Quant à l’erreur d’indication et non pas de date, que M. Duverney a faite en répondant à ma lettre du 9 mai 1770, je croyais qu’après avoir si bien, si clairement fondé la vérité des lettres familières qui se rapportent à l’acte du 1er avril, par leur suite et leur parfaite analogie avec celles qui ne s’y rapportent pas, je pouvais me dispenser d’abuser de votre indulgence, en défendant une légère erreur de désignation faite par M. Duverney, et non par moi-même. Mais puisque vous n’êtes pas fatigué de m’écouter, je vais joindre à la preuve analogique la preuve irrésistible d’un fier argument : et puisque c’est tout de bon que ce fait vous paraît grave, il faut s’y arrêter. En effet, j’ai vu que vous aviez fait écorner tous les exemplaires de votre mémoire en cet endroit pour qu’on le remarquât.

Le comte de la Blache a fait, dit-il, une découverte absolument décisive pour le gain de son procès. Il s’est aperçu qu’en réponse à l’un de mes billets, daté du 9 mai 1770, et finissant par ces mots : « À quand donc la bonne fortune ? Je suis tous les jours à l’ordre comme un mousquetaire. Je ne le puis ni demain ni vendredi ; » ce qui constate d’abord que mon billet fut écrit le mercredi 9 mai 1770. Il a découvert, dis-je, que M. Duverney m’a répondu sur le même papier, au lieu de samedi 12, ces mots : « Samedi 11, à huit heures du soir, ou dimanche à la même heure. » Et, tout joyeux de sa trouvaille, il emploie une page et demie à tirer d’une légère erreur de M. Duverney la juste induction que sa réponse ne saurait s’appliquer à mon billet du 9 mai, mais qu’elle appartient à une lettre écrite le 8 février 1769 ; et voici comment il raisonne. En vérité, cela est aussi lumineux que judicieux.

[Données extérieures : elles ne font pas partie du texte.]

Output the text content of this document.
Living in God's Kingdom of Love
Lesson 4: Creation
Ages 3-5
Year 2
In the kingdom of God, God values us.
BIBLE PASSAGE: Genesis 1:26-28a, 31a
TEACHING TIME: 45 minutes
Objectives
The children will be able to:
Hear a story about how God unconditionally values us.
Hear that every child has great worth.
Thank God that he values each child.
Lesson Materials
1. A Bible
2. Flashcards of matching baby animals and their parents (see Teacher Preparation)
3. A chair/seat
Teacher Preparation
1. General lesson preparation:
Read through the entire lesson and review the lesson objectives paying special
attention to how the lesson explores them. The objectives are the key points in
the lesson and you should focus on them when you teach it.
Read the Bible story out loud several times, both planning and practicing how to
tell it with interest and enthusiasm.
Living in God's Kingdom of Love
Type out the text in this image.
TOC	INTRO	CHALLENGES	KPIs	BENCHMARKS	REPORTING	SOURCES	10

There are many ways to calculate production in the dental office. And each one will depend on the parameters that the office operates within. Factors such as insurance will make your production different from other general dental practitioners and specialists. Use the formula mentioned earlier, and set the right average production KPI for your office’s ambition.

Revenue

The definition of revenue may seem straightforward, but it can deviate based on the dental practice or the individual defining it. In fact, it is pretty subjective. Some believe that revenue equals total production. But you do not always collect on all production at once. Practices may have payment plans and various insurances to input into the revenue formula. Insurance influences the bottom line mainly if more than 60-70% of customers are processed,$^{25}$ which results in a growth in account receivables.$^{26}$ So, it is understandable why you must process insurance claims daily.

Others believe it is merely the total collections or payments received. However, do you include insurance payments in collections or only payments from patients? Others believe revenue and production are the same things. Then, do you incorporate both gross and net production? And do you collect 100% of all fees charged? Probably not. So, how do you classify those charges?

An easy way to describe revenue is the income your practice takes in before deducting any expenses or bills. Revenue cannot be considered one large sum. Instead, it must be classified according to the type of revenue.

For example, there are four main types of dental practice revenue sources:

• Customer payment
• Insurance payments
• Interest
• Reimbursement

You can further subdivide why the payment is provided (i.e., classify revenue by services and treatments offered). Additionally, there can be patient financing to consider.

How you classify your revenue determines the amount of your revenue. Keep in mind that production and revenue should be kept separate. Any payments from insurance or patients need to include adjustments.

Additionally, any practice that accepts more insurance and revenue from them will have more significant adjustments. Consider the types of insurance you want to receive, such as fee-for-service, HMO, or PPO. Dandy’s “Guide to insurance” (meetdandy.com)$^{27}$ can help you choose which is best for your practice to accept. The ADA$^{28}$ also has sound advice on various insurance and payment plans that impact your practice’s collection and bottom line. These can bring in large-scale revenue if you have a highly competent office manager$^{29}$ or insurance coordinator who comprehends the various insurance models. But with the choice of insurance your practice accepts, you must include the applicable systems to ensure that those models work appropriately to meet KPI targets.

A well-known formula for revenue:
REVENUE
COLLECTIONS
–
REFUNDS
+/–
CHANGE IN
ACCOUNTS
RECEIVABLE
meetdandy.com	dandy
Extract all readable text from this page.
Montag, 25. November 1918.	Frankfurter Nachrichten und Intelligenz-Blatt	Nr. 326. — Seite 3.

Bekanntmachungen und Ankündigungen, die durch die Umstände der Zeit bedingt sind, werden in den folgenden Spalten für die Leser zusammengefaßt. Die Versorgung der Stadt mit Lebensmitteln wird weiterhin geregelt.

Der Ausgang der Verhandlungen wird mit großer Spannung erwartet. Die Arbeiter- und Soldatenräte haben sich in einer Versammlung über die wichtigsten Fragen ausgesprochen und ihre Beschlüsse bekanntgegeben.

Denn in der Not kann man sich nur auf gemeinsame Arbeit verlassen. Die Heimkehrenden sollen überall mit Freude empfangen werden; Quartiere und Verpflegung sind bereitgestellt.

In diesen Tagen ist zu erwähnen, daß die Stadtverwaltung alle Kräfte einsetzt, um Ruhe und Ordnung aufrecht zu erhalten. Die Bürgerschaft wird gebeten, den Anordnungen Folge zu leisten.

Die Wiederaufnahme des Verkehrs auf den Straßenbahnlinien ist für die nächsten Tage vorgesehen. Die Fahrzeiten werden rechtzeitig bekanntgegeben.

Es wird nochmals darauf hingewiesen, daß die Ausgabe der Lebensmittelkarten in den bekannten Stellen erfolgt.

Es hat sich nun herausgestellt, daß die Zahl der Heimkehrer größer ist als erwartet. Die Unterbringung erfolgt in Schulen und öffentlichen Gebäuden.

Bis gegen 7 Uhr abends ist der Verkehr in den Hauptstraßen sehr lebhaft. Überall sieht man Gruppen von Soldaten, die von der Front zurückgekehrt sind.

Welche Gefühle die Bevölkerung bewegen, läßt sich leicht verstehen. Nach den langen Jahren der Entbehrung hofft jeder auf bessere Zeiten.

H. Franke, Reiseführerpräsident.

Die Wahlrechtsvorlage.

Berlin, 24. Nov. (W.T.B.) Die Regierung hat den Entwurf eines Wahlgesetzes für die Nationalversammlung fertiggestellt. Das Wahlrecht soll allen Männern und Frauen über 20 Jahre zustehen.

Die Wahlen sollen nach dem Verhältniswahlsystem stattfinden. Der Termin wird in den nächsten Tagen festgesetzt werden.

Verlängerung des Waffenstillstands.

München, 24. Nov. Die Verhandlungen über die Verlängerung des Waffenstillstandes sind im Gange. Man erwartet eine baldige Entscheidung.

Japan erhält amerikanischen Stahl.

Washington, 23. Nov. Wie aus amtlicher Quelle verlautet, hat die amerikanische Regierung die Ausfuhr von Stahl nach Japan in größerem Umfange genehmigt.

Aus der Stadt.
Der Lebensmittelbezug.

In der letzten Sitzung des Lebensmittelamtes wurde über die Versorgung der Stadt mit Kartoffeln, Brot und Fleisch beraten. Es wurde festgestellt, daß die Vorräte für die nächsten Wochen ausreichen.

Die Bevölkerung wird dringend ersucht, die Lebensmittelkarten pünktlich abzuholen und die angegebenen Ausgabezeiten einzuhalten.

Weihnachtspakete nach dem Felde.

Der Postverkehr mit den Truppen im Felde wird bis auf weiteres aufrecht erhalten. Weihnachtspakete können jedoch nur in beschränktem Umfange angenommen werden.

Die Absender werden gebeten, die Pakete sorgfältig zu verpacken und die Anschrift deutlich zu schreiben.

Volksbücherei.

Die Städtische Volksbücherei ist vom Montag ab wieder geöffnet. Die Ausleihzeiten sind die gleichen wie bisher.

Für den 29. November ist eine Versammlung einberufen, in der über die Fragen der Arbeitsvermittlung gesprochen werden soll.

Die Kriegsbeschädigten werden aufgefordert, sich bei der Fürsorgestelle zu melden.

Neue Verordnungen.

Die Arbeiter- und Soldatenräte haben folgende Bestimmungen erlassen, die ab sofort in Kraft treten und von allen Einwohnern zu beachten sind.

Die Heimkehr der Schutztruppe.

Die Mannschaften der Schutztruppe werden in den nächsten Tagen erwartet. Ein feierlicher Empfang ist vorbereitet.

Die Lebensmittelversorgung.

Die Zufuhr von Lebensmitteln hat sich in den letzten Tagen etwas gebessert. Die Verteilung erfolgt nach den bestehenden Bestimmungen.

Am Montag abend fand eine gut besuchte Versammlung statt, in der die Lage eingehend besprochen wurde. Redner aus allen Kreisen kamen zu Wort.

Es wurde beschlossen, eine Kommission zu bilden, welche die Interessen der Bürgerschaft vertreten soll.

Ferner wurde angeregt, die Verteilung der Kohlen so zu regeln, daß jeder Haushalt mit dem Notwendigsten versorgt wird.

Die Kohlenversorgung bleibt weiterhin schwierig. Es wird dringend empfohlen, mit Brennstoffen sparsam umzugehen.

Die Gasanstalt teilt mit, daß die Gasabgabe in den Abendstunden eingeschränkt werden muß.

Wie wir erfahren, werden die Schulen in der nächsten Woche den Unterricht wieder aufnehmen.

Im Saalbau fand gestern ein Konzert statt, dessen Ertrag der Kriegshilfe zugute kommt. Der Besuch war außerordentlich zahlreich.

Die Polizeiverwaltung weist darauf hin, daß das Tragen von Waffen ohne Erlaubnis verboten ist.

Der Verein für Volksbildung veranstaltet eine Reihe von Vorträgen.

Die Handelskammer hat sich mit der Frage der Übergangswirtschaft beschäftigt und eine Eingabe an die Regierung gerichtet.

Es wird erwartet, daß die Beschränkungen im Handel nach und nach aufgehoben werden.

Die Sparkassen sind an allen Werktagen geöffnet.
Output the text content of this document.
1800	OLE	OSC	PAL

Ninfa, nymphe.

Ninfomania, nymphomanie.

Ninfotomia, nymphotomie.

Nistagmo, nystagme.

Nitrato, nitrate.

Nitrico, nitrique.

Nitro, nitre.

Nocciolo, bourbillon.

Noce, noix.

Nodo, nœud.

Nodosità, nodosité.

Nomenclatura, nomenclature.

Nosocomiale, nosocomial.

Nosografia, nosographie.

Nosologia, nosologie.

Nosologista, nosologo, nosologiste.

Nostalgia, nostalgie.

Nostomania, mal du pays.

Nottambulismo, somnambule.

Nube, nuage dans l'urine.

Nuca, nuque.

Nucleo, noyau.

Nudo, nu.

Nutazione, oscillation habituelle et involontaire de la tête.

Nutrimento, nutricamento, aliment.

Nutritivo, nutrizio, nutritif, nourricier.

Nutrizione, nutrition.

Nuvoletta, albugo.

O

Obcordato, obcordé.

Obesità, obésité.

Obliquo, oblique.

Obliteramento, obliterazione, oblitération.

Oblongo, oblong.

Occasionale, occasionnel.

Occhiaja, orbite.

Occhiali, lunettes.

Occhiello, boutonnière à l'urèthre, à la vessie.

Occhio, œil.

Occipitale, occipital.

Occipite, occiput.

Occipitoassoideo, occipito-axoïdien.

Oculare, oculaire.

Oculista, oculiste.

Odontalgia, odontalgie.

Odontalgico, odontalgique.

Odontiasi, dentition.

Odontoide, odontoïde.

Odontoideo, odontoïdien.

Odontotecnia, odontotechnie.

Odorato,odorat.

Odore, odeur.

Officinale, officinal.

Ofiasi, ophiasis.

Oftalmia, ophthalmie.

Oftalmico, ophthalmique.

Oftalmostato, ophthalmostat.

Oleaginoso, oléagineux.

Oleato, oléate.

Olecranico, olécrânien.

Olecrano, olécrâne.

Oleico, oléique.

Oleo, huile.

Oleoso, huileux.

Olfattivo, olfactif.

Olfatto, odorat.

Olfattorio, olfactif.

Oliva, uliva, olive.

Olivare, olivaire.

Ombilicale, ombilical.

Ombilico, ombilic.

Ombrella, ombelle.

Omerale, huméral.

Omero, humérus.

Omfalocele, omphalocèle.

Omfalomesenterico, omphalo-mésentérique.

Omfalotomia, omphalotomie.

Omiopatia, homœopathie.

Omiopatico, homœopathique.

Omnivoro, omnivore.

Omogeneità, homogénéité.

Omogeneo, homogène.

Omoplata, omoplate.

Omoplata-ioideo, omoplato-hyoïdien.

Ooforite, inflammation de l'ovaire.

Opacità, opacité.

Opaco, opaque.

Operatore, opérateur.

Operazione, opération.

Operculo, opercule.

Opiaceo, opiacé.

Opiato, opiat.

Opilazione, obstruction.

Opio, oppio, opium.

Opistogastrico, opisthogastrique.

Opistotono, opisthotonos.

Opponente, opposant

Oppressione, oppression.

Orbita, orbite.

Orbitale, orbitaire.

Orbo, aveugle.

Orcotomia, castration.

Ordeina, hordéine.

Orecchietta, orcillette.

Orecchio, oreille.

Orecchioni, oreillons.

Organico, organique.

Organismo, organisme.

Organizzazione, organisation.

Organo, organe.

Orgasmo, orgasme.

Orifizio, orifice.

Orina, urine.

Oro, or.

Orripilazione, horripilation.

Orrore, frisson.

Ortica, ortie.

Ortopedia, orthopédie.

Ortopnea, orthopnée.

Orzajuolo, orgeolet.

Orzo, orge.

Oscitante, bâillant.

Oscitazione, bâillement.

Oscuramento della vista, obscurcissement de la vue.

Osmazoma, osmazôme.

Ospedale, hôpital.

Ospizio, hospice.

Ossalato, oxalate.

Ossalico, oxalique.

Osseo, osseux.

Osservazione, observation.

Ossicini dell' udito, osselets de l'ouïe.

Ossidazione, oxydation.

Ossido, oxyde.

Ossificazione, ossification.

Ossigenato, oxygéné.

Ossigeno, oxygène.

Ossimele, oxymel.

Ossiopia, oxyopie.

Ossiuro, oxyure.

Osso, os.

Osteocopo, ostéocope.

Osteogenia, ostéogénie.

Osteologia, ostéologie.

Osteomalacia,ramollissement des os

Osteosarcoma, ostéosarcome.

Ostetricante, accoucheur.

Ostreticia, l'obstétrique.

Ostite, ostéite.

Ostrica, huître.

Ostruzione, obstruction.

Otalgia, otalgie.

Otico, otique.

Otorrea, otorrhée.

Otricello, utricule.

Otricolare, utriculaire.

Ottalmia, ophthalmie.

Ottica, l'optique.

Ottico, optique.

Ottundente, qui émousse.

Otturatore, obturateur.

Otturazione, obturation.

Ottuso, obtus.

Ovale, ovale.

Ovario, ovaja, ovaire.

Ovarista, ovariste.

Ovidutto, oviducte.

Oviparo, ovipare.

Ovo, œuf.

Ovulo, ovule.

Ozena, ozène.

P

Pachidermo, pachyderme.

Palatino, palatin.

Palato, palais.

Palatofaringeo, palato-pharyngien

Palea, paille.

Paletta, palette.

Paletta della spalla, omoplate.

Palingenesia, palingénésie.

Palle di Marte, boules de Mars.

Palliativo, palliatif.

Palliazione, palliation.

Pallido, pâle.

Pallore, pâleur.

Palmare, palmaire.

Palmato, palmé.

Le sieur de Beaumarchais, composant après coup, dans son cabinet, une prétendue lettre écrite pour cadrer à la réponse faite depuis longtemps par M. Duverney, a cru de bonne foi que, le samedi désigné étant le 11 mai, il n’avait qu’à mettre sur le sien : Ce 9 mai ; que par là sa lettre semblerait antérieure de deux jours à celui qui était indiqué pour rendez-vous. « Malheureusement il n’a pas été consulter l’almanach de l’année 1770, car il y aurait vu que dans le mois de mai 1770 il n’y avait pas de samedi qui fût le 11, etc. » (Page 55.)